Gros plan sur la « culture telenovelas » en Afrique

crédit photo: florent Banissa avec son aimable autorisationcrédit photo: florent Banissa avec son aimable autorisation.

Il est 20h30, l’heure à laquelle les ruelles d’Agbalépédogan (1) se desertent. Seule la rue principale avec ses deux rangées de lampadaires dessinant sur le sol des silhouettes longilignes trahit quelques présences humaines. Présences sans aucun doute masculines, la majeure partie de la gente féminine s’attelant à une autre occupation. L’indifférence suscitée par les trente minutes réservées au JT de 20h (journal télévisé) et à sa charmante présentatrice laisse place à l’effervescence et l’engouement de joyeux téléspectateurs au degré d’excitation comparable à celui d’un écolier, un après-midi de vendredi.
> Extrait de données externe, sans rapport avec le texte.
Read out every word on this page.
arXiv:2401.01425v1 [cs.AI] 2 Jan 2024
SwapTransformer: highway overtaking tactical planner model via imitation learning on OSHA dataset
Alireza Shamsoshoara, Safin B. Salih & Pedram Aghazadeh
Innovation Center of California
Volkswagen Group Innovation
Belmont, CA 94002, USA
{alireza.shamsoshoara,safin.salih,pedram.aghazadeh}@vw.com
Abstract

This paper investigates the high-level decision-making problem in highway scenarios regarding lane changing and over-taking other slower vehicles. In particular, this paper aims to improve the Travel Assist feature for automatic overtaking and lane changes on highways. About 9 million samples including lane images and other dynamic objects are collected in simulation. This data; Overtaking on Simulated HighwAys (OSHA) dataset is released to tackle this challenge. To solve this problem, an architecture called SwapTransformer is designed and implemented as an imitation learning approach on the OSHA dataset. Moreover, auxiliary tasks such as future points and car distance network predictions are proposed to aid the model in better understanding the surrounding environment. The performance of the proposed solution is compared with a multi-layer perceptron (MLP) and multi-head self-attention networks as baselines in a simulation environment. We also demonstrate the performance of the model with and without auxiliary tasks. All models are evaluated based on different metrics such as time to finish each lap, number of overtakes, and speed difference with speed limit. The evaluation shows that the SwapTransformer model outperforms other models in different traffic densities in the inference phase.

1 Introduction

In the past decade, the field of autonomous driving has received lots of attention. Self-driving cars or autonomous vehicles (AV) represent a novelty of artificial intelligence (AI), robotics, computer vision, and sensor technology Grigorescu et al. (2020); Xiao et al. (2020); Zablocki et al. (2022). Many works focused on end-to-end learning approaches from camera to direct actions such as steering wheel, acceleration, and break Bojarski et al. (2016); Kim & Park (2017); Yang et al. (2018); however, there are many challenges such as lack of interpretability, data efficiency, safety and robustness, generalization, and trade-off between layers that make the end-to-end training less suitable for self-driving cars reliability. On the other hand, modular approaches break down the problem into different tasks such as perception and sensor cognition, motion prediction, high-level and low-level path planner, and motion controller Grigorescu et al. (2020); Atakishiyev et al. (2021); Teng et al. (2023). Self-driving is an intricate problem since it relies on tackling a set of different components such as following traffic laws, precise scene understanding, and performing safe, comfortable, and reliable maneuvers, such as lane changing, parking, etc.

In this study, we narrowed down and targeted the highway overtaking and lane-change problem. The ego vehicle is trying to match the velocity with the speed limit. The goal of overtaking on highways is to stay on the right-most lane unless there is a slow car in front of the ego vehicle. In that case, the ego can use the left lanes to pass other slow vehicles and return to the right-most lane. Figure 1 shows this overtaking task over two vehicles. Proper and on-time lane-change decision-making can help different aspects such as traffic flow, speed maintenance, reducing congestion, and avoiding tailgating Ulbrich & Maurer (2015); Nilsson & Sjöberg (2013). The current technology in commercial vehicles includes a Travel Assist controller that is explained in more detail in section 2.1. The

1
Les mets malchanceux du dîner se trouvent parfois abandonnés sur le feu, les devoirs de maison sont au pire laissés en plan et au mieux bâclés dans le feu de l’impatience ; voilà le panorama qui vous sera offert si à l’heure de diffusion des telenovelas, ou feuilletons, comme communément appelés chez moi, vous faites un tour dans un échantillon de foyers loméens, cotonois, ou même abidjanais, bref dans des foyers africains.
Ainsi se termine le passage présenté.